The purpose of the proceedings is to determine what liability, if any, the policies impose on the insurers towards businesses that have been affected by the Covid-19 pandemic
At the outset of the four-day remote hearing on Monday, the Supreme Court’s president Lord Reed explained the court was hearing ‘appeals in proceedings brought by the FCA against a number of insurers’.
He added: ‘The proceedings are test cases concerned with business interruption cover in insurance policies.
‘The purpose of the proceedings is to determine what liability, if any, the policies impose on the insurers towards businesses that have been affected by the Covid-19 pandemic.’
In its written case, the FCA says the High Court’s findings on ‘prevention of access clauses’ – which are ‘triggered by public authority intervention preventing or hindering access to’ business premises – ‘may have the effect of reducing the commercial utility of such wordings almost to vanishing point’.
Colin Edelman QC said the High Court’s ruling could also mean ‘a business ordered to close by the government, or that closed voluntarily due to the effects of Covid-19 on business and inessential journeys, may recover nothing even after being mandated to close by legislation’.
He added that the court’s findings could result in ‘a business that closed on March 20, 2020 when given the prime minister’s – non-binding – instruction to do so might be said to get nothing, whereas a business that ignored and would have continued to ignore that instruction could claim all or most of its loss when shut down’.
The policy will not respond, however, to business interruption caused by a national lockdown imposed to contain or control the transmission of a notifiable disease.
Michael Crane QC, representing QBE, said his client was challenging the High Court’s decision in relation to ‘so-called disease clauses’, which are triggered by the occurrence of a disease within a specific distance of the insured businesses’ premises.
He argued in written submissions that QBE’s disease clauses provided cover ‘for interruption of or interference with the insured business’ in relation to infectious or contagious diseases within 25 miles of the business.
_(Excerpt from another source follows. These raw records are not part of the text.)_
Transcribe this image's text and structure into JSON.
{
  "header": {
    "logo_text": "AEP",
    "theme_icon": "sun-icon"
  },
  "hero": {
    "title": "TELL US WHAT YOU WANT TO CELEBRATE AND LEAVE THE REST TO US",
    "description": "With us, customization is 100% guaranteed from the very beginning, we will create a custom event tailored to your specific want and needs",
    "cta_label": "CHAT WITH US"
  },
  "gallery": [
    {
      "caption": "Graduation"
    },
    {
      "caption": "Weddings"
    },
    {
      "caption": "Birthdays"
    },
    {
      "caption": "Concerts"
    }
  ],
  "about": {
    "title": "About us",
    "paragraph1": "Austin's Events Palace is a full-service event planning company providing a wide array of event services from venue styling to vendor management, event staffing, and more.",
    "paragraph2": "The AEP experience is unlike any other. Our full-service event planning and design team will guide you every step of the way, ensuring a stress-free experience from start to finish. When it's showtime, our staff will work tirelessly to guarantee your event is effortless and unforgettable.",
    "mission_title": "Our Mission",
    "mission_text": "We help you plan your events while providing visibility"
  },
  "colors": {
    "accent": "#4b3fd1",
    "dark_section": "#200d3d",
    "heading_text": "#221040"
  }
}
He added: ‘The policy will not respond, however, to business interruption caused by a national lockdown imposed to contain or control the transmission of a notifiable disease, when there is no evidence, or even suggestion, that the business interruption was the result of any local appearance of the disease.’
John Lockey QC, representing Arch, said in written submissions that insurers should be allowed to adjust insurance claims to take into account ‘the reduction in turnover which the policyholder would have suffered in any event, even if the insured premises had not been closed’.
He also argued: ‘A policyholder is not entitled to claim from Arch any loss of gross profit which would have arisen from other aspects of the Covid-19 pandemic, such as the national lockdown or the effects of social distancing advice, even if the premises had remained open.’
Ben Lynch QC, representing the Hiscox Action Group (HAG), said the businesses the HAG represented ‘have, due to the emergence of Covid-19 and restrictions imposed by government, suffered devastating losses and desperately need the financial support that an indemnity from Hiscox would provide’.
He added: ‘As for many thousands of other small businesses, this litigation is a matter of commercial “life or death” for the majority of the HAG claimants, all with businesses, and many with families, to support.’
The hearing is due to conclude on Thursday afternoon and it is expected that the court will reserve its judgment to a later date.